Dow Corning Litigation
Dow Corning Compound Semiconductor Solutions, LLC filed a complaint against the Company in the U.S. District Court for the Eastern District of Michigan on September 27, 2011. The complaint sought a declaratory judgment that the plaintiff did not infringe three U.S. patents owned by the Company relating to high quality silicon carbide materials and that the patents are invalid. The patents in suit were: No. 7,294,324, entitled “Low Basal Plane Dislocation Bulk Grown SiC Wafers”; No. 7,314,520, entitled “Low 1C Screw Dislocation 3 Inch Silicon Carbide Wafer”; and No. 7,314,521, entitled “Low Micropipe 100 MM Silicon Carbide Wafer.” The district court dismissed the action with prejudice in March 2013 for lack of subject matter jurisdiction on the grounds that at the time the complaint was filed there was no substantial or immediate controversy between the parties regarding the patents-in-suit.
The Fox Group Litigation
The Fox Group, Inc. filed a complaint for patent infringement against the Company in the U.S. District Court for the Eastern District of Virginia on June 29, 2010. The complaint, which sought injunctive relief and damages, asserted that the Company was infringing two U.S. patents relating to high quality silicon carbide material: No. 6,534,026, entitled "Low Defect Density Silicon Carbide" (the "'026 patent"); and No. 6,562,130, entitled "Low Defect Axially Grown Single Crystal Silicon Carbide" (the "'130 patent").
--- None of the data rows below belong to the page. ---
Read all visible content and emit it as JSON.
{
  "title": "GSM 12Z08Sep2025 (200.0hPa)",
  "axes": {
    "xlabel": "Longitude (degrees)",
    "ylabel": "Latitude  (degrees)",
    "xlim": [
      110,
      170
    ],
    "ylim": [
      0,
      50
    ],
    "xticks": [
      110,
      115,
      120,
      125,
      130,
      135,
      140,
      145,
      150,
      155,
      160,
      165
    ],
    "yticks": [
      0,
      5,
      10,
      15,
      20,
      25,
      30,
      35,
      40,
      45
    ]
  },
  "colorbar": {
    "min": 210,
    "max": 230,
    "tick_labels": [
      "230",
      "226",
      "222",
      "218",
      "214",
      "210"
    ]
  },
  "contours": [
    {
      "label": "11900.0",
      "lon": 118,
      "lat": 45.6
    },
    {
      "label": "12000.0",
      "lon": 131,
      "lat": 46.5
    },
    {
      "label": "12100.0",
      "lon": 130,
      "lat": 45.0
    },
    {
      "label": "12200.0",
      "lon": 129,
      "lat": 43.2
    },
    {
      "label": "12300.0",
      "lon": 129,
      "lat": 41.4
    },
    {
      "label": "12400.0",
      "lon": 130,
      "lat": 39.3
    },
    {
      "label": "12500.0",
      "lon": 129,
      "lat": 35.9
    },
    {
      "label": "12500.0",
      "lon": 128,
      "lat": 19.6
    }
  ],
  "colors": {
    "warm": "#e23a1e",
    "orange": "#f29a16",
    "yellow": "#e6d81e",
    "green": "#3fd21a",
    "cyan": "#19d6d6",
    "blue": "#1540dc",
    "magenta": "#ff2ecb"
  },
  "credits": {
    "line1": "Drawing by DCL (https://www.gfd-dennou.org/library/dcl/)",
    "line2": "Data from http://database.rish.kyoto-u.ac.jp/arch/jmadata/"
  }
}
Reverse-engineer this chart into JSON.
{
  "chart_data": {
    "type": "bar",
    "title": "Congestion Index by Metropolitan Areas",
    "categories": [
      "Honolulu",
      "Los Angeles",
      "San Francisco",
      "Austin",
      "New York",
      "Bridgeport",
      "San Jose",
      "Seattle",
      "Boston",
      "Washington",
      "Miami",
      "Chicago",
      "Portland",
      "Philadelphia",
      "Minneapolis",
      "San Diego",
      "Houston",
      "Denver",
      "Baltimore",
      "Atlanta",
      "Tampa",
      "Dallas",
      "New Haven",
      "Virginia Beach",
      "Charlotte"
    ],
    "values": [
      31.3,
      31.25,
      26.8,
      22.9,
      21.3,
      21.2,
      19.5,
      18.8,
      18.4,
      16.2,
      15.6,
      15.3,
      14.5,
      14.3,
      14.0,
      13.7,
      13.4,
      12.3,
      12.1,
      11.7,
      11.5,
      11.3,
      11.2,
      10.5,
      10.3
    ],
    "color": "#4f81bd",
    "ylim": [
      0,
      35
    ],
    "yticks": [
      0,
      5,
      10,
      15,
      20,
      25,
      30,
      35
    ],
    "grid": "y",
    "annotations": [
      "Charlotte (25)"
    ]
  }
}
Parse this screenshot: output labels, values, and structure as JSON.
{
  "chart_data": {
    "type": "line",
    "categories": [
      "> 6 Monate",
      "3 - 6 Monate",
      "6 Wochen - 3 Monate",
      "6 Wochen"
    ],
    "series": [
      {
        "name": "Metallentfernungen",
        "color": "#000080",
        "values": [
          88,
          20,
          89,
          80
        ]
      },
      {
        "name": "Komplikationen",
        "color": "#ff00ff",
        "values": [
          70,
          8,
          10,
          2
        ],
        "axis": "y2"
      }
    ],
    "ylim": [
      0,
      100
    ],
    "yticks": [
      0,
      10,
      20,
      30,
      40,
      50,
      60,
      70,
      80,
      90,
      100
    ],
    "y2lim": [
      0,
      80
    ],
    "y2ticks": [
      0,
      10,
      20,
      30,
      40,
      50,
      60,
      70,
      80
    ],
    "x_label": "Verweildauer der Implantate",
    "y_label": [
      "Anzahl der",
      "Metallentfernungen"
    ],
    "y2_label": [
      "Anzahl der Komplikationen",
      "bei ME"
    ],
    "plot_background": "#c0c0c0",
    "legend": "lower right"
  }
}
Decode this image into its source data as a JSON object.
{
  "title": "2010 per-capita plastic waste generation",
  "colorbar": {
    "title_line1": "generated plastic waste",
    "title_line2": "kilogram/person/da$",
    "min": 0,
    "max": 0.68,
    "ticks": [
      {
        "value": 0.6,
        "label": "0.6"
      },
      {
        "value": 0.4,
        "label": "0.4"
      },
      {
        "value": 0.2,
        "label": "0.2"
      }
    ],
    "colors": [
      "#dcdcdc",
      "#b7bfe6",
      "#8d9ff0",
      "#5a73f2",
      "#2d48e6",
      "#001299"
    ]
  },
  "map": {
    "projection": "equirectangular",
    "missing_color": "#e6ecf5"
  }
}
The district court granted summary judgment in favor of the Company in August 2011. The court determined that the Company did not infringe the '026 patent and that the claims of the '130 patent asserted against the Company are invalid. The Fox Group appealed the judgment to the U.S. Court of Appeals for the Federal Circuit, which affirmed the judgment. The Fox Group's petition for a rehearing was denied in February 2013.
Lighting Science Group Litigation
Lighting Science Group Corporation filed a complaint for patent infringement against the Company in the U.S. District Court for the Middle District of Florida on April 10, 2013.  The complaint seeks injunctive relief and damages for alleged infringement of U.S. patent No. 8.201,968, entitled “Low Profile Light."